Spin of quasiparticle formed by photon in glass This previous question about the effective mass of a photon traveling through glass has a few answers that say we can think of it as a quasiparticle with an effective mass.  Photons are spin-1, but because they move at the speed of light, we only get two polarizations.  In glass, is the resulting quasiparticle also spin-1?  If so, how would one measure the spin?
 A: I think that you should take @tparker's comment on the top-rated answer there to heart: a photon (or photon-like quasiparticle) in glass is not massive, and in particular you should be very careful to distinguish this situation from that of a photon in a superconductor, which really does acquire mass due to the Higgs mechanism.
There are various ways to arrive at this conclusion, but I still favor the approach I used in a related discussion. Mass is, by definition, intrinsic energy- the minimal energy required to create an object and the energy that remains in it when all other energy (such as kinetic) has been removed.
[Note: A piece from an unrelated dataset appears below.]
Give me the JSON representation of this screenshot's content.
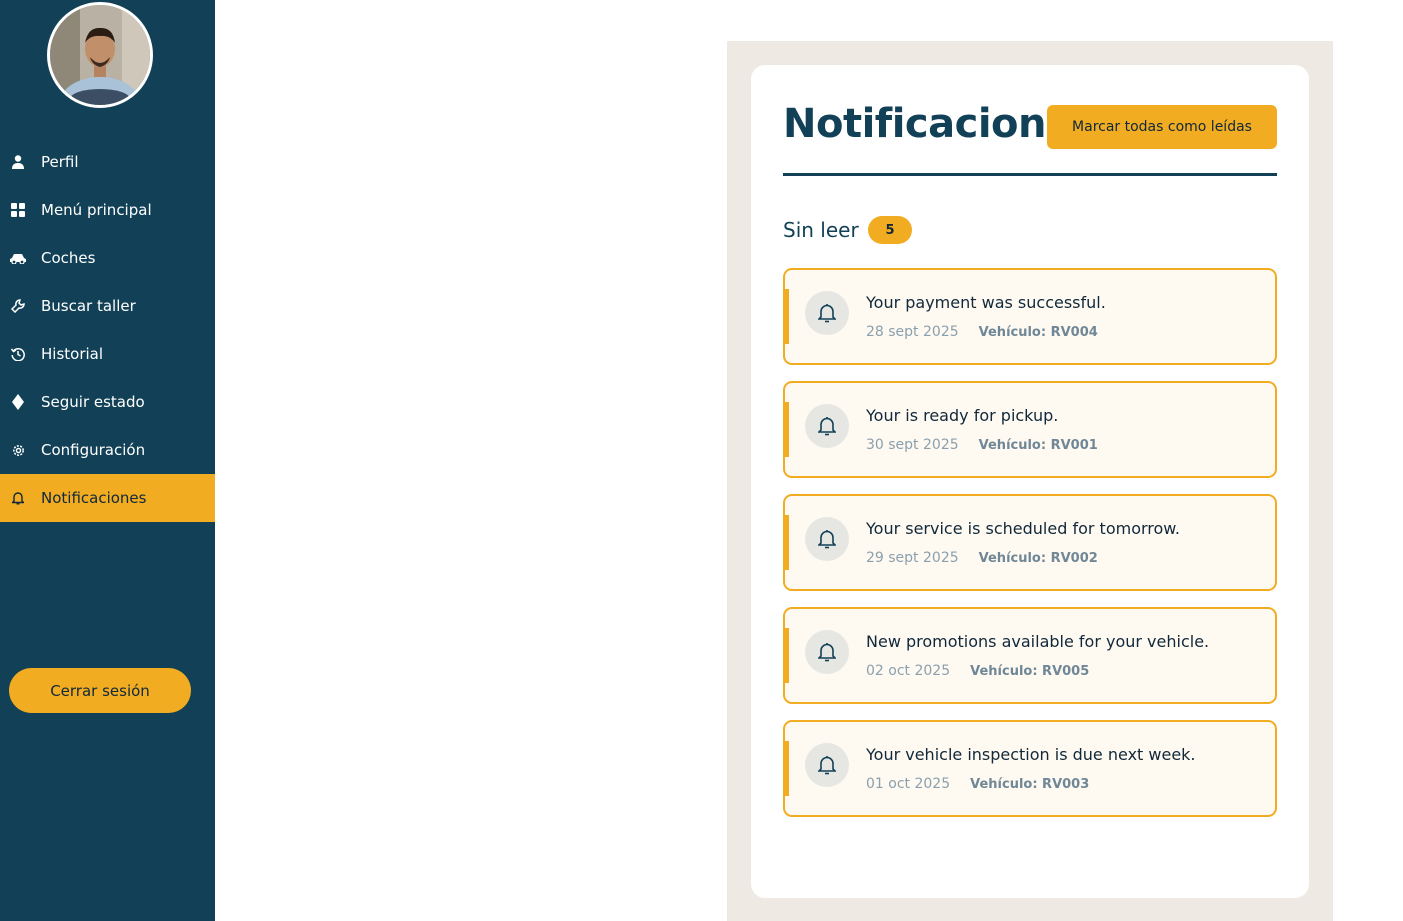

What is the minimum energy required for a photon in glass? There is none. You can always make a longer wavelength excitation and get to arbitrarily low energy. In the parlance of condensed matter physics, we say that this quasiparticle is "gapless."
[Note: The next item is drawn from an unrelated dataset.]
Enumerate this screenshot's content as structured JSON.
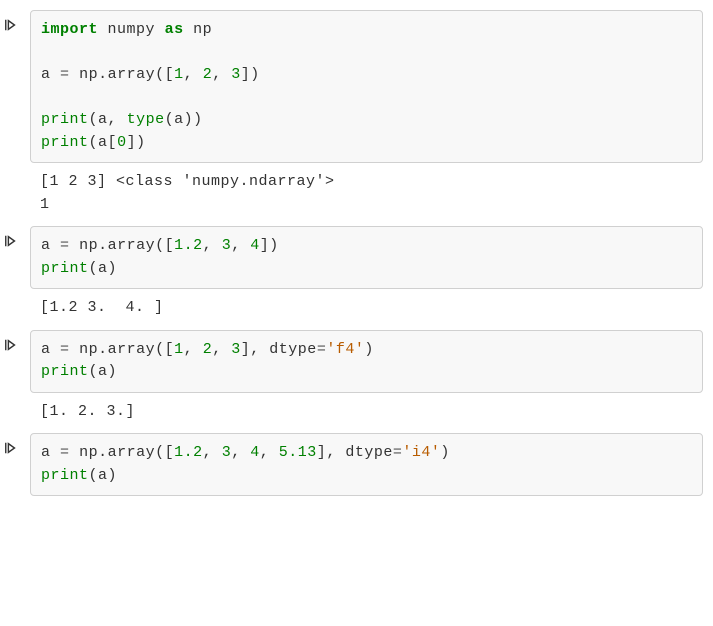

If you suppose that this is not true- maybe the mass is just so low that we don't normally notice it- you get predictions that a low energy photon coming from the vacuum, with less mass than the quasiparticle, couldn't enter the glass and would always be reflected. This violates Maxwell's laws and their generalizations to media, which say that in a linear medium like idealized glass the reflection is not amplitude dependent. You can make similar arguments about spin: if you created an $S_z=0$ photon in the medium, and it reached the boundary, what would happen to it?
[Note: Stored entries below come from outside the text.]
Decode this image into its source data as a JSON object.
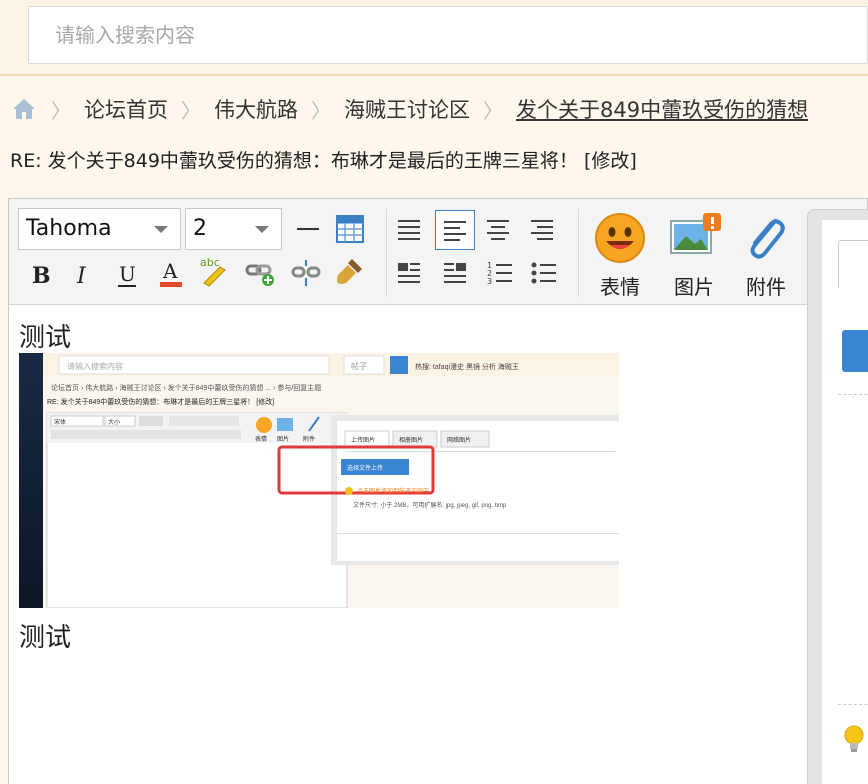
{
  "search": {
    "placeholder": "请输入搜索内容"
  },
  "breadcrumb": {
    "items": [
      "论坛首页",
      "伟大航路",
      "海贼王讨论区"
    ],
    "current": "发个关于849中蕾玖受伤的猜想"
  },
  "page_title": "RE: 发个关于849中蕾玖受伤的猜想：布琳才是最后的王牌三星将！ [修改]",
  "toolbar": {
    "font_family": "Tahoma",
    "font_size": "2",
    "emoji_label": "表情",
    "image_label": "图片",
    "attachment_label": "附件"
  },
  "content": {
    "line1": "测试",
    "line2": "测试"
  },
  "screenshot_thumb": {
    "search_placeholder": "请输入搜索内容",
    "search_scope": "帖子",
    "hot_searches": "热搜: tafaqi漫史 黑镜 分析 海贼王",
    "breadcrumb": "论坛首页 › 伟大航路 › 海贼王讨论区 › 发个关于849中蕾玖受伤的猜想 ... › 参与/回复主题",
    "title": "RE: 发个关于849中蕾玖受伤的猜想：布琳才是最后的王牌三星将！ [修改]",
    "font": "宋体",
    "size": "大小",
    "tab_upload": "上传图片",
    "tab_album": "相册图片",
    "tab_web": "网络图片",
    "upload_button": "选择文件上传",
    "notice": "点击图片添加到帖子内容中",
    "file_info": "文件尺寸: 小于 2MB，可用扩展名: jpg, jpeg, gif, png, bmp",
    "emoji": "表情",
    "image": "图片",
    "attach": "附件"
  },
  "colors": {
    "accent_blue": "#3a86d4",
    "highlight_red": "#e03a3a",
    "top_border": "#f3dcb0"
  },
  "icons": [
    "home-icon",
    "hr-icon",
    "table-icon",
    "bold-icon",
    "italic-icon",
    "underline-icon",
    "font-color-icon",
    "spellcheck-icon",
    "link-icon",
    "unlink-icon",
    "format-brush-icon",
    "align-justify-icon",
    "align-left-icon",
    "align-center-icon",
    "align-right-icon",
    "float-left-icon",
    "float-right-icon",
    "ordered-list-icon",
    "unordered-list-icon",
    "emoji-icon",
    "image-icon",
    "attachment-icon",
    "lightbulb-icon"
  ]
}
In the "real" world of fundamental physics, everything transforms nicely under a Lorentz transformation and anything that has a speed less than $c$ is massive. However, any notion of a photon quasiparticle in a material lives in the low-energy effective field theory world, where neither of these is necessarily true. This is what makes condensed matter physics so rich and interesting- inside of materials, you can effectively realize entirely new worlds with different emergent laws of nature.
Summarizing: a photon quasiparticle in an ideal linear medium travels below $c$ but still retains its photon-ness in many respects: it is massless and spin-1 with two possible polarizations.
Edit: For completeness, the argument that tparker suggests is related to the Ward identity- see this question (for example). The presence of a linear medium renormalizes the permittivity and permeability, but this process otherwise does not change the photon propagator.